Du pourboire virtuel au portefeuille de bitcoin

Parmi elle, ChangeTip incite à ouvrir un porte-monnaie en bitcoin en éclipsant les questions techniques et en proposant aux gens d'exprimer leur gratitude.

"Parfois, vous voulez simplement rembourser un ami avec un café, une bière ou une pizza", indique à l'AFP Victoria Van Eyk, vice-présidente de la startup basée à San Francisco.

ChangeTip décline cette idée dans l'univers immatériel d'internet en permettant d'offrir un pourboire virtuel en mentionnant sur un réseau social en ligne le nom de son service, un montant et le nom d'utilisateur sur Twitter de la personne qu'ils veulent remercier.

Un robot repère ces mentions et envoie automatiquement à l'intéressé un message privé avec un lien vers le site de ChangeTip, où il faut s'inscrire pour récupérer son pourboire. Sans même s'en apercevoir, on a ouvert un porte-monnaie en bitcoin.

"C'est la manière la plus simple de faire venir les gens au bitcoin", assure Victoria Van Eyk: le service a selon elle séduit 54.000 utilisateurs depuis son lancement en avril.

A terme, ChangeTip veut dépasser les petites attentions pour ses amis et servir à payer les créateurs de contenus sur des services en ligne comme le site de partage de vidéos YouTube ou les réseaux sociaux Facebook et Google+.

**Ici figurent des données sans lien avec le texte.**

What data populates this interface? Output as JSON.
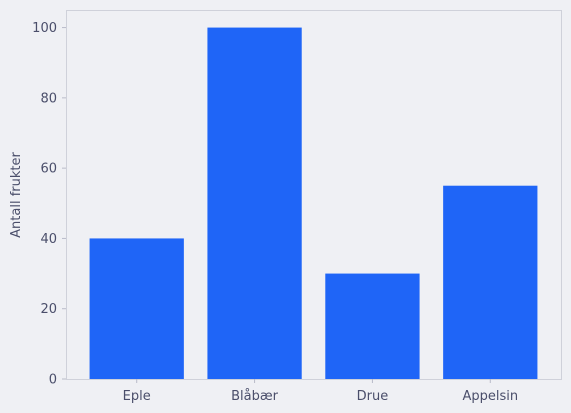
{
  "chart_data": {
    "type": "bar",
    "title": "",
    "xlabel": "",
    "ylabel": "Antall frukter",
    "categories": [
      "Eple",
      "Blåbær",
      "Drue",
      "Appelsin"
    ],
    "values": [
      40,
      100,
      30,
      55
    ],
    "ylim": [
      0,
      105
    ],
    "yticks": [
      0,
      20,
      40,
      60,
      80,
      100
    ],
    "grid": false,
    "legend": "none",
    "colors": {
      "bar": "#1f65f7",
      "background": "#eff0f4",
      "frame": "#cfd1da",
      "text": "#4a4e6a"
    }
  }
}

Recherche de respectabilité

ChangeTip, mais aussi BitPay, Blockchain, Kraken, Circle, CoPay... Une dizaine d'entreprises de l'univers bitcoin, ayant réussi à lever au total environ 100 millions de dollars auprès de fonds de capital-risque selon les organisateurs du CES, ont rassemblé leurs stands sur un espace du salon et même participé à une soirée privée pour la presse avant l'ouverture officielle.

Les startups venues à Las Vegas "représentent quelques un des plus grands talents des technologies liées au bitcoin", affirme Emily Vaughn de BitPay, qui a travaillé à les réunir sur le salon.

"Le bitcoin est en train de redéfinir rapidement les paradigmes financiers et commerciaux", assure-t-elle.

Certains grands groupes semblent commencer à tirer les mêmes conclusions.

Le populaire service de paiement par internet et smartphone PayPal avait ainsi indiqué il y a quelques mois qu'il réfléchissait à des moyens d'intégrer le bitcoin.

Le géant informatique américain Microsoft a pour sa part franchi le pas en s'alliant en décembre avec BitPay pour commencer à accepter le bitcoin lors d'achats dans ses boutiques en ligne (Windows Store pour les applications, Xbox Games pour les jeux vidéo à destination de la console du même nom, Xbox Music pour télécharger des morceaux ou les écouter en streaming, et l'équivalent pour les films et les séries Xbox Video).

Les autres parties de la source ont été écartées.